The one USENIX conference I attended was Phoenix 1987 when Steve
Jobs presented the keynote address.  Jobs said that to make UNIX
usable to the masses, someone would need to remove the system
administrator from the system.  Afterward, I overheard one of the
conferees say how frightening it was for him to imagine his mother
attempting to run fsck.  Jobs also said, "X is braindamaged and
will fail" (verbatim), to the applause of some other conferees.
OS X, then, should be no surprise to anyone who heard him in 1987.
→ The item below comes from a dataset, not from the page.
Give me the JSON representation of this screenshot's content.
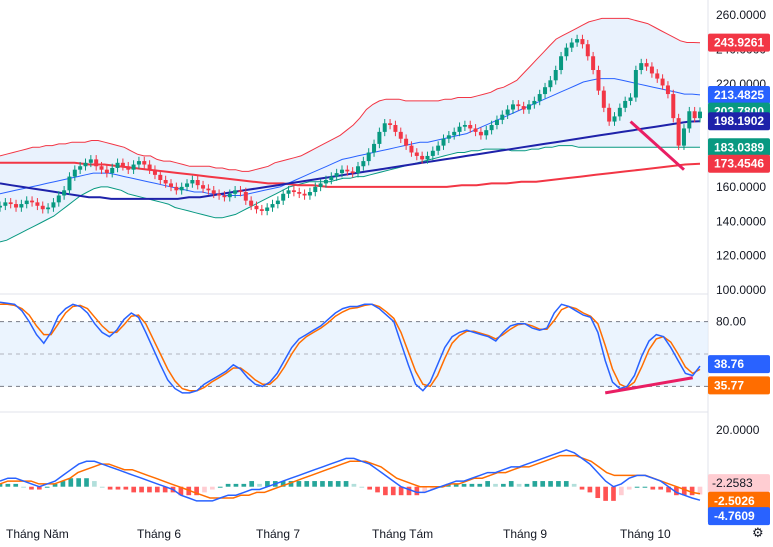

I give Apple great credit for achieving what Jobs envisioned back
then, but the audience he wanted is different from the traditional
UNIX hacker crowd.  I'm mostly a text-based computer programmer and
user, and all the pretty ornamentation of OS X and its lack of a
fast, simple select-and-copy of word and line objects like a suitably
configured xterm or rxvt is a major impediment to me.  (Yes, you
can run X on X, but the integration between the X11 and OS X desktops
is decidedly clunky).  Likewise, so is the absence of a developer
environment on the default install.

One of the first things I did with the iBook was to download the
developer tools, only to find they didn't match the OS X that had
shipped.  Out went my dream of installing the tools I've carried
with me for years.  I tried using GNU-Darwin packages, but I found
the BSD-style packaging weak in comparison to RPMs, and I still
didn't have the environment to build open source tools.  I repartitioned
the hard drive and installed Yellow Dog Linux, which has been my
primary iBook environment ever since.  I imagine Jaguar might work
out better since they include the developer environment on one of
the CD's, but I have no desire to spend my time on this when Linux
already suits 99% of my needs and I rarely need to boot OS X.

But I don't share Paul Reed's definition of UNIX.  In his article,
I hear echoes of csh/4.1 BSD/VAX students confronted with sh/7th
Edition/PDP-11 at their first jobs.  Underneath, OS X has the UNIX
API's, which to me are the essence of UNIX.  You can have an embedded
system run a UNIX kernel (or one of its workalikes) and a program
targeted to the UNIX OS API will run.  Though it may not have the
command line APIs and would not be a suitable desktop environment
for me, I am still inclined to call it UNIX.  And if this highly
specialized variant qualifies as a member of the UNIX family, I
can't see any reason to exclude OS X.